2.2 The mining-consumables profit engine
The strategic heart of the model is the mining-consumables division. Grinding media, mill liners and wear parts are consumed continuously by mining operations, replacement cycles are tied to ore throughput, not to mine capital spending, which makes demand recurring and relatively resilient across the mining cycle. These products also command materially higher margins than commodity steel. Anchoring the platform on consumables, fed by low-cost recycled scrap, is what allows SSIC to target a blended EBITDA margin far above that of a conventional steel mill.
2.3 Revenue model
|
Revenue line |
Basis |
|---|---|
|
Mining consumables (highest margin) |
Grinding media, mill liners, wear parts — tied to mine throughput |
|
Rolled steel products |
Construction bars and rods, industrial structural steel |
|
Scrap-recycling margin |
Buy scrap, process, sell higher-grade steel feedstock |
|
Cast products |
Engineered components for heavy industry and power |
|
Export sales |
Zambia Copperbelt, DRC Katanga, SADC construction & infrastructure |
Table 2.1 The five revenue lines.
2.4 Why integration creates value
Integration secures the scrap input at controlled cost, converts it through the EAF into billet, and channels it into the highest-value products, above all, mining consumables. As the mix shifts over the plan toward consumables and exports, the blended EBITDA margin rises from 12% to 28%. The scrap-recycling and steelmaking layers provide the cost-advantaged feedstock; the consumables and components divisions capture the margin; and long-life mine-supply relationships create the industrial lock-in that underpins durable cash flows.
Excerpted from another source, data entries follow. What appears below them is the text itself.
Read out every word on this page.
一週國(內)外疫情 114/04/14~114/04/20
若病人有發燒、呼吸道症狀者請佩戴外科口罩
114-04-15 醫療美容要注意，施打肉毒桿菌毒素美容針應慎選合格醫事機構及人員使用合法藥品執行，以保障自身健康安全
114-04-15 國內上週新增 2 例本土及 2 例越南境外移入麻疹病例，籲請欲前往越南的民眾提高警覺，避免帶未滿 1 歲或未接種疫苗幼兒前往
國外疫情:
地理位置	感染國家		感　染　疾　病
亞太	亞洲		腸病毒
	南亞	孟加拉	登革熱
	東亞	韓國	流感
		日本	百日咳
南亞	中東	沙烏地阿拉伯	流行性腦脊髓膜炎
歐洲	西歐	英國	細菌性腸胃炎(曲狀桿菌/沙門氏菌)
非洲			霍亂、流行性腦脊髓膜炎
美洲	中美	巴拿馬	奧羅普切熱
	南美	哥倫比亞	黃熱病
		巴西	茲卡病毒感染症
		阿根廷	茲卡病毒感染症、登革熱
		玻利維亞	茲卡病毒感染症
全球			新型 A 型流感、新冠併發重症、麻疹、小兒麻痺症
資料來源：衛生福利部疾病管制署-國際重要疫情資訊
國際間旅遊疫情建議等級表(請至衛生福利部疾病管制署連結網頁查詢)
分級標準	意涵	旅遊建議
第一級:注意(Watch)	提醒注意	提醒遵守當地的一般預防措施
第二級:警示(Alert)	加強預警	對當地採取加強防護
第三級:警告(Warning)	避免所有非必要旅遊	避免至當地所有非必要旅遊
StrengthRecurring consumables demand and proven technology — a lower-risk industrial profile
Two features distinguish SSIC from a conventional steel play. First, its core product, mining consumables, is consumed continuously by ore processing, giving recurring, throughput-linked demand that is far more resilient than mining-capex-linked or construction-cyclical steel. Second, the technology, electric-arc-furnace steelmaking and grinding-media production, is mature and proven, carrying none of the technology risk of frontier industrial ventures. Combined with scrap-to-value integration, this gives the platform a defensible, demand-backed, lower-technology-risk profile that is well-suited to development and industrial-equity capital, provided the input-cost and energy risks are managed.